Some ZIP codes span multiple counties. This is important to understand when aggregating data!


In [None]:
if df is not None:
    # Find ZIP codes that span multiple counties
    zip_counts = zip_to_fips.groupby('ZIP')['FIPS'].count().reset_index()
    zip_counts.columns = ['ZIP', 'county_count']
    
    multi_county_zips = zip_counts[zip_counts['county_count'] > 1]
    
    print(f"ZIP codes in single county: {len(zip_counts[zip_counts['county_count'] == 1]):,}")
    print(f"ZIP codes spanning multiple counties: {len(multi_county_zips):,}")
    print(f"\nMax counties per ZIP: {zip_counts['county_count'].max()}")
    
    print("\n" + "="*80)
    print("Examples of ZIP codes spanning multiple counties:")
    print("="*80)
    
    # Show examples
    example_zips = multi_county_zips.nlargest(5, 'county_count')['ZIP'].tolist()
    for zip_code in example_zips[:3]:  # Show first 3 examples
        zip_data = zip_to_fips[zip_to_fips['ZIP'] == zip_code][['ZIP', 'FIPS', 'ZPOPPCT', 'COPOPPCT']]
        print(f"\nZIP {zip_code} spans {len(zip_data)} counties:")
        display(zip_data)


## 8. Create Final Mapping Table (for use in applications)


In [None]:
if df is not None:
    # Option 1: Keep all relationships (ZIP can map to multiple FIPS)
    mapping_all = zip_to_fips[['ZIP', 'FIPS']].drop_duplicates()
    
    # Option 2: Keep only primary county (where ZIP has highest population %)
    mapping_primary = zip_to_fips.sort_values('ZPOPPCT', ascending=False).groupby('ZIP').first()
    mapping_primary = mapping_primary[['FIPS']].reset_index()
    
    print("Option 1: All ZIP-to-FIPS relationships")
    print(f"  Rows: {len(mapping_all):,}")
    print(f"  Unique ZIPs: {mapping_all['ZIP'].nunique():,}")
    
    print("\nOption 2: Primary county only (highest population %)")
    print(f"  Rows: {len(mapping_primary):,}")
    print(f"  Unique ZIPs: {mapping_primary['ZIP'].nunique():,}")
    
    print("\n" + "="*80)
    print("Sample of Primary Mapping:")
    print("="*80)
    display(mapping_primary.head(20))


## 9. Example: Find ZIP codes for a specific FIPS code


In [None]:
if df is not None:
    # Example: Find all ZIP codes in Miami-Dade County, Florida
    # Miami-Dade FIPS: 12025 (State 12, County 025)
    example_fips = '12025'
    
    zip_codes_in_county = zip_to_fips[zip_to_fips['FIPS'] == example_fips]['ZIP'].unique()
    
    print(f"FIPS Code: {example_fips}")
    print(f"Number of ZIP codes in this county: {len(zip_codes_in_county)}")
    print(f"\nFirst 20 ZIP codes: {', '.join(sorted(zip_codes_in_county)[:20])}...")
    
    # Show detailed data
    print("\n" + "="*80)
    print(f"Detailed data for FIPS {example_fips}:")
    print("="*80)
    display(zip_to_fips[zip_to_fips['FIPS'] == example_fips].head(10))

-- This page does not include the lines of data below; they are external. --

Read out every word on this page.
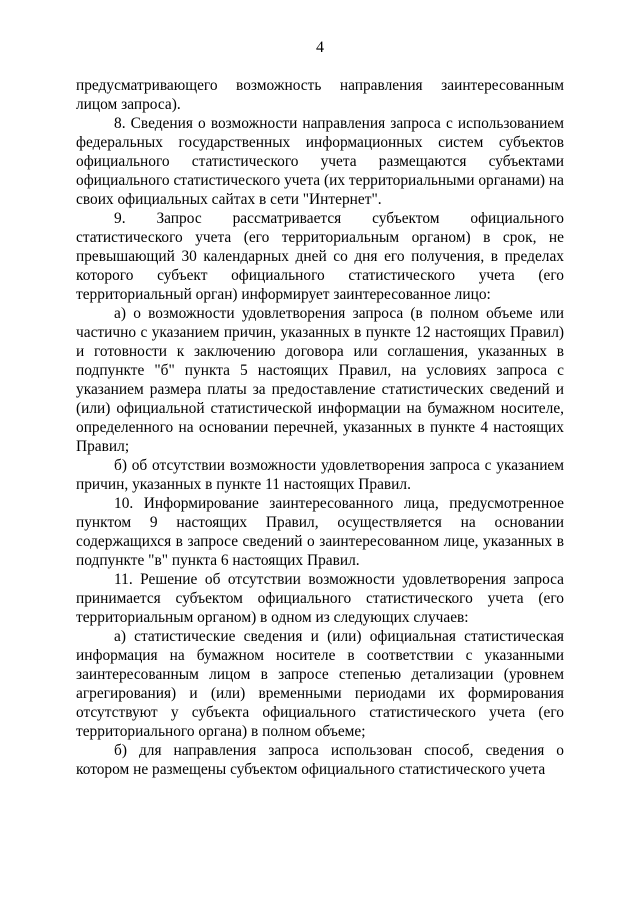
4

предусматривающего возможность направления заинтересованным лицом запроса).

8. Сведения о возможности направления запроса с использованием федеральных государственных информационных систем субъектов официального статистического учета размещаются субъектами официального статистического учета (их территориальными органами) на своих официальных сайтах в сети "Интернет".

9. Запрос рассматривается субъектом официального статистического учета (его территориальным органом) в срок, не превышающий 30 календарных дней со дня его получения, в пределах которого субъект официального статистического учета (его территориальный орган) информирует заинтересованное лицо:

а) о возможности удовлетворения запроса (в полном объеме или частично с указанием причин, указанных в пункте 12 настоящих Правил) и готовности к заключению договора или соглашения, указанных в подпункте "б" пункта 5 настоящих Правил, на условиях запроса с указанием размера платы за предоставление статистических сведений и (или) официальной статистической информации на бумажном носителе, определенного на основании перечней, указанных в пункте 4 настоящих Правил;

б) об отсутствии возможности удовлетворения запроса с указанием причин, указанных в пункте 11 настоящих Правил.

10. Информирование заинтересованного лица, предусмотренное пунктом 9 настоящих Правил, осуществляется на основании содержащихся в запросе сведений о заинтересованном лице, указанных в подпункте "в" пункта 6 настоящих Правил.

11. Решение об отсутствии возможности удовлетворения запроса принимается субъектом официального статистического учета (его территориальным органом) в одном из следующих случаев:

а) статистические сведения и (или) официальная статистическая информация на бумажном носителе в соответствии с указанными заинтересованным лицом в запросе степенью детализации (уровнем агрегирования) и (или) временными периодами их формирования отсутствуют у субъекта официального статистического учета (его территориального органа) в полном объеме;

б) для направления запроса использован способ, сведения о котором не размещены субъектом официального статистического учета
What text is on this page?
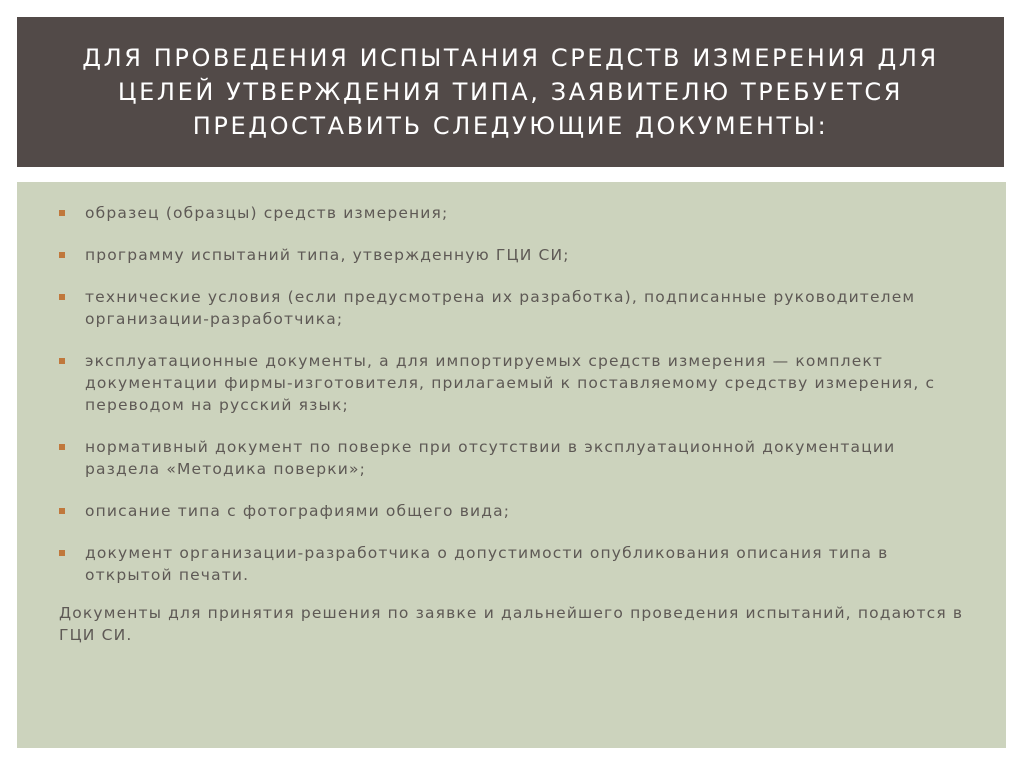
ДЛЯ ПРОВЕДЕНИЯ ИСПЫТАНИЯ СРЕДСТВ ИЗМЕРЕНИЯ ДЛЯ ЦЕЛЕЙ УТВЕРЖДЕНИЯ ТИПА, ЗАЯВИТЕЛЮ ТРЕБУЕТСЯ ПРЕДОСТАВИТЬ СЛЕДУЮЩИЕ ДОКУМЕНТЫ:
образец (образцы) средств измерения;
программу испытаний типа, утвержденную ГЦИ СИ;
технические условия (если предусмотрена их разработка), подписанные руководителем организации-разработчика;
эксплуатационные документы, а для импортируемых средств измерения — комплект документации фирмы-изготовителя, прилагаемый к поставляемому средству измерения, с переводом на русский язык;
нормативный документ по поверке при отсутствии в эксплуатационной документации раздела «Методика поверки»;
описание типа с фотографиями общего вида;
документ организации-разработчика о допустимости опубликования описания типа в открытой печати.

Документы для принятия решения по заявке и дальнейшего проведения испытаний, подаются в ГЦИ СИ.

## 10. Example: Find FIPS codes for a specific ZIP code


In [None]:
if df is not None:
    # Example: Find counties for ZIP code 10001 (Manhattan)
    example_zip = '10001'
    
    fips_for_zip = zip_to_fips[zip_to_fips['ZIP'] == example_zip]
    
    print(f"ZIP Code: {example_zip}")
    print(f"Number of counties this ZIP spans: {len(fips_for_zip)}")
    
    print("\n" + "="*80)
    print(f"Counties for ZIP {example_zip}:")
    print("="*80)
    display(fips_for_zip[['ZIP', 'FIPS', 'STATE', 'COUNTY', 'ZPOPPCT', 'COPOPPCT']])


## 11. Summary Statistics


In [None]:
if df is not None:
    print("="*80)
    print("SUMMARY STATISTICS")
    print("="*80)
    
    print(f"\nTotal records: {len(df):,}")
    print(f"Unique ZIP codes (ZCTA5): {df['ZCTA5'].nunique():,}")
    print(f"Unique FIPS codes: {zip_to_fips['FIPS'].nunique():,}")
    print(f"Unique States: {df['STATE'].nunique()}")
    
    zip_counts = zip_to_fips.groupby('ZIP')['FIPS'].count().reset_index()
    zip_counts.columns = ['ZIP', 'county_count']
    
    print(f"\nZIP codes in single county: {len(zip_counts[zip_counts['county_count'] == 1]):,}")
    print(f"ZIP codes spanning 2 counties: {len(zip_counts[zip_counts['county_count'] == 2]):,}")
    print(f"ZIP codes spanning 3+ counties: {len(zip_counts[zip_counts['county_count'] >= 3]):,}")
    
    print(f"\nAverage counties per ZIP: {zip_counts['county_count'].mean():.2f}")
    print(f"Median counties per ZIP: {zip_counts['county_count'].median():.0f}")
    print(f"Max counties per ZIP: {zip_counts['county_count'].max()}")